Integrated Catalog of Walt Whitman's Literary Manuscripts

Specimen Days

  • Whitman Archive Title: For Dem Vistas
  • Whitman Archive ID: tex.00458
  • Repository: Catalog of the Walt Whitman Literary Manuscripts in the Walt Whitman Collection, Harry Ransom Humanities Research Center at the University of Texas at Austin
  • Series: Works, 1846-1913 and undated
  • Date: 1882 or before
  • Genre: prose
  • Physical Description: 1 leaf, handwritten
  • View Images: 1 | 2
  • Content: A brief paragraph suggesting that the unifying motif of a projected volume of miscellaneous prose pieces should be various aspects of nature viewed from the perspective of democracy. Although Whitman eventually titled his collection Specimen Days (1882–83), the present manuscript uses the working title "Mulleins & Bumble Bees," one of many that he considered over the rather long period during which he contemplated publication. In "Cedar-Plums—Names," one of the short essays in the collection, he discusses some of his difficulties with coherence and titling.

  • Whitman Archive Title: Wood Odors
  • Whitman Archive ID: ucb.00002
  • Repository: Catalog of the Walt Whitman Literary Manuscripts in the Walt Whitman Collection, The Bancroft Library, University of California, Berkeley
  • Box: 1
  • Folder: 3
  • Repository Title: Wood Odors Poem
  • Date: ca. 1875
  • Genre: poetry
  • Physical Description: 2 leaves, handwritten
  • View Images: 1 | 2 | 3 | 4
  • Content: A draft of a poem unpublished in Whitman's lifetime entitled "Wood Odors." The poem was apparently written as Whitman was making notes for his 1882-1883 book, Specimen Days & Collect . Specifically, the poem appears to respond to the visit he made to the Stafford farm in New Jersey in the mid-1870s.

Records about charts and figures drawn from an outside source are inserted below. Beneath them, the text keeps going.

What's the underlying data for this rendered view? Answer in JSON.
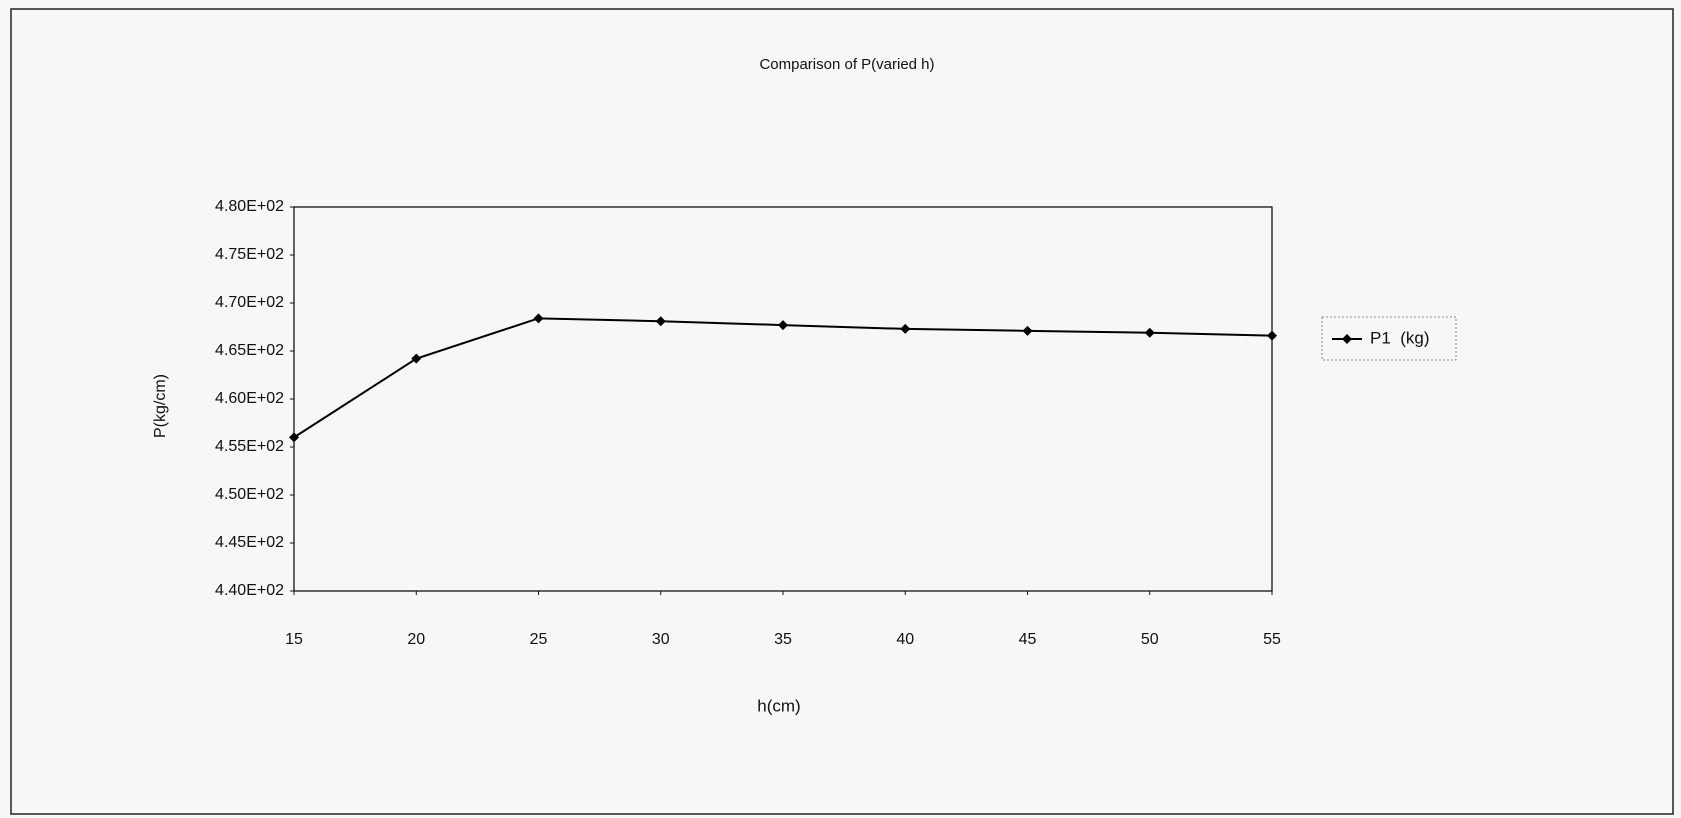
{
  "chart_data": {
    "type": "line",
    "title": "Comparison of P(varied h)",
    "x_label": "h(cm)",
    "y_label": "P(kg/cm)",
    "x": [
      15,
      20,
      25,
      30,
      35,
      40,
      45,
      50,
      55
    ],
    "series": [
      {
        "name": "P1  (kg)",
        "color": "#000000",
        "marker": "diamond",
        "values": [
          456.0,
          464.2,
          468.4,
          468.1,
          467.7,
          467.3,
          467.1,
          466.9,
          466.6
        ]
      }
    ],
    "xlim": [
      15,
      55
    ],
    "xticks": [
      15,
      20,
      25,
      30,
      35,
      40,
      45,
      50,
      55
    ],
    "ylim": [
      440,
      480
    ],
    "yticks": [
      {
        "value": 440,
        "label": "4.40E+02"
      },
      {
        "value": 445,
        "label": "4.45E+02"
      },
      {
        "value": 450,
        "label": "4.50E+02"
      },
      {
        "value": 455,
        "label": "4.55E+02"
      },
      {
        "value": 460,
        "label": "4.60E+02"
      },
      {
        "value": 465,
        "label": "4.65E+02"
      },
      {
        "value": 470,
        "label": "4.70E+02"
      },
      {
        "value": 475,
        "label": "4.75E+02"
      },
      {
        "value": 480,
        "label": "4.80E+02"
      }
    ],
    "grid": false,
    "legend_position": "right"
  }
}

Some have argued that this draft is not a poem at all, but a list of phrases toward the composition of Specimen Days & Collect (see David Goodale, "Wood Odors," Walt Whitman Review 8 [March 1962], 17). "Wood Odors" was published first in Harper's Magazine 221 (December 1960), 43.

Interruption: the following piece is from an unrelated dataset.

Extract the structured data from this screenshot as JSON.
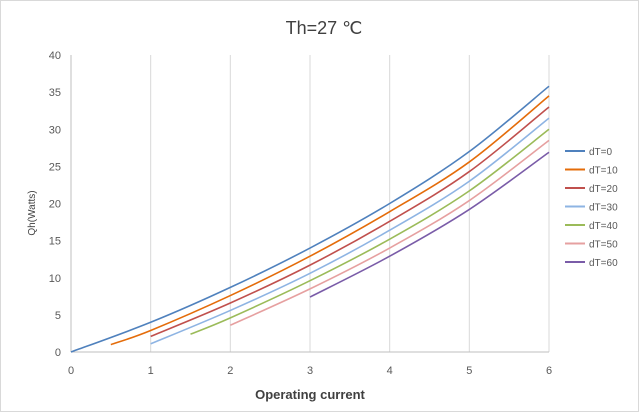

  • Whitman Archive Title: [Among the many]; [It is not this]
  • Whitman Archive ID: tex.00004
  • Repository: Catalog of the Walt Whitman Literary Manuscripts in the Walt Whitman Collection, Harry Ransom Humanities Research Center at the University of Texas at Austin
  • Box: 1
  • Folder: 1; 5
  • Series: Works, 1846-1913 and undated
  • Repository Title: Among the many aspects of thought…; It is not this business of voting…
  • Date: about 1881
  • Genre: poetry, prose
  • Physical Description: 2 leaves, handwritten
  • View Images: 1 | 2 | 3 | 4
  • Content: On one side of the leaves, Whitman explores the idea that life, with its petty concerns, is "an exercise, a training & development" for an afterlife. A note at the top possibly indicates that the poet considered developing this thought in conjunction with "From Noon to Starry Night," a cluster that first appeared in the 1881–82 edition of Leaves of Grass . Edward F. Grier suggests, alternatively, that the writing is connected with Specimen Days (1882–83), "which is full of references to stars" (Walt Whitman, Notebooks and Unpublished Prose Manuscripts, Edward F. Grier, ed. [New York: New York University Press, 1984], 6:2106). The writing on the reverse sides of the leaves explores the ideal roles of authors and the general public in shaping government and legislation. These notes are possibly related to Democratic Vistas, in which Whitman discusses the role of what he calls here the literary class in connection to democracy, as well as issues of voting and women's rights. The two leaves are housed and described separately at the repository.